As Newsom spars with media over deficit, other states tout surpluses.

Tim Hearden

January 17, 2024

2 Min Read
California State Capitol
California State Capitol.Tim Hearden

The beginning of a new year marks budget deliberations in many states around the country, and the differences between California and some of its neighbors couldn’t be more striking.

With a projected $68 billion deficit for fiscal 2024-25, Gov. Gavin Newsom’s reaction appears to be a combination of accounting gimmickry and spitting contests with the media. The ledger he proposed on Jan. 10 assumes a $37.9 billion deficit – much less than the shortfall projected in December by the Legislature’s independent budget analyst.

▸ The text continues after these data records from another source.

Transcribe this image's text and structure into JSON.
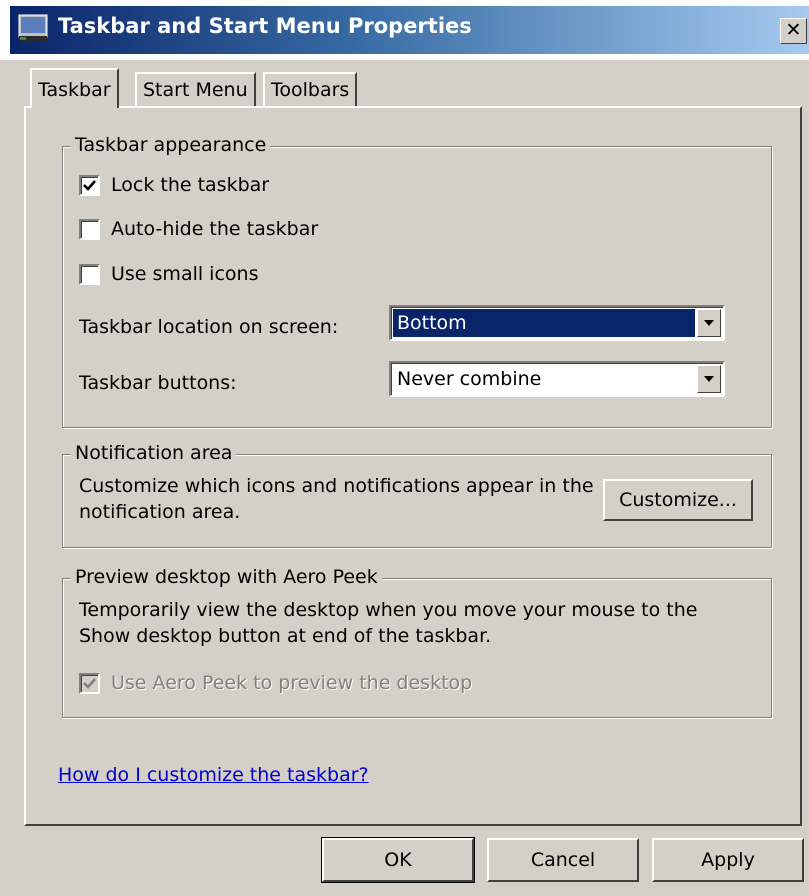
{
  "window": {
    "title": "Taskbar and Start Menu Properties",
    "close_glyph": "✕"
  },
  "tabs": [
    {
      "label": "Taskbar",
      "active": true
    },
    {
      "label": "Start Menu",
      "active": false
    },
    {
      "label": "Toolbars",
      "active": false
    }
  ],
  "appearance": {
    "legend": "Taskbar appearance",
    "lock_label": "Lock the taskbar",
    "lock_checked": true,
    "autohide_label": "Auto-hide the taskbar",
    "autohide_checked": false,
    "small_icons_label": "Use small icons",
    "small_icons_checked": false,
    "location_label": "Taskbar location on screen:",
    "location_value": "Bottom",
    "buttons_label": "Taskbar buttons:",
    "buttons_value": "Never combine"
  },
  "notification": {
    "legend": "Notification area",
    "description": "Customize which icons and notifications appear in the notification area.",
    "customize_label": "Customize..."
  },
  "peek": {
    "legend": "Preview desktop with Aero Peek",
    "description": "Temporarily view the desktop when you move your mouse to the Show desktop button at end of the taskbar.",
    "checkbox_label": "Use Aero Peek to preview the desktop",
    "checkbox_checked": true,
    "checkbox_enabled": false
  },
  "help_link": "How do I customize the taskbar?",
  "footer": {
    "ok_label": "OK",
    "cancel_label": "Cancel",
    "apply_label": "Apply"
  },
  "colors": {
    "dialog_bg": "#d4d0c8",
    "title_gradient_start": "#0a246a",
    "title_gradient_end": "#a6caf0",
    "selection": "#0a246a",
    "link": "#0000cc"
  },
  "icons": {
    "title": "taskbar-window-icon",
    "close": "close-icon",
    "checkmark": "checkmark-icon",
    "dropdown": "chevron-down-icon"
  }
}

As long-time political guru Dan Walters of CalMatters notes, the smaller projection enables Newsom “to cover it with an array of budgetary gimmicks often used in the past, such as borrowing money from special funds, tapping reserves and delaying some budgeted expenditures.”

Newsom proposes only $8.5 billion in cuts by delaying spending and taking $13 billion from reserves, Walters explains. The governor’s ambitious climate project remains largely intact, facing only a 7% cut to $48.3 billion. Meanwhile, he’s taken verbal shots at the Wall Street Journal and other media for reporting the $68 billion figure, saying they are “intentionally” undermining “the health of the state.”

Yet all one has to do to gauge California’s fiscal health is to look at some of its neighbors. For instance, Idaho, which ended 2023 with a $99 million surplus, is responding to record population growth (much of it from California) by pondering up to $150 million in new property tax relief, according to Boise’s KTVB-TV.

Montana – which has enjoyed over two years of unemployment under 3% -- is considering what Gov. Greg Gianforte calls “the largest tax cut in state history” after recording a $2.5 billion surplus last year. Wyoming Gov. Mark Gordon responded to what he expects will be a season of declining state revenue by providing $20 million in expanded property tax relief and bolstering energy spending in his two-year state budget.

Colorado, which had a $3.57 billion surplus in 2022-23, is considering what Gov. Jared Polis calls historic funding for agricultural programs, including a disaster preparedness, response and recovery programs.

Under Newsom’s budget, California’s Department of Food and Agriculture would see its general-fund allocation cut from $496 million this year to $429.7 in 2024-25, although its overall revenue is expected to rise slightly and staffing will remain flat. The agency would get $22 million to address fruit fly infestations around the state, which pleases new California Farm Bureau president Shannon Douglass.

Legislative budget analyst Gabe Petek’s projection suggests California’s problems are structural, as revenue shortfalls in 2022-23 and 2023-24 may be coming home to roost. These problems will persist as long as California entertains policies that drive farmers and others out of the state, and the Golden State’s losses will continue to be its neighbors’ gains.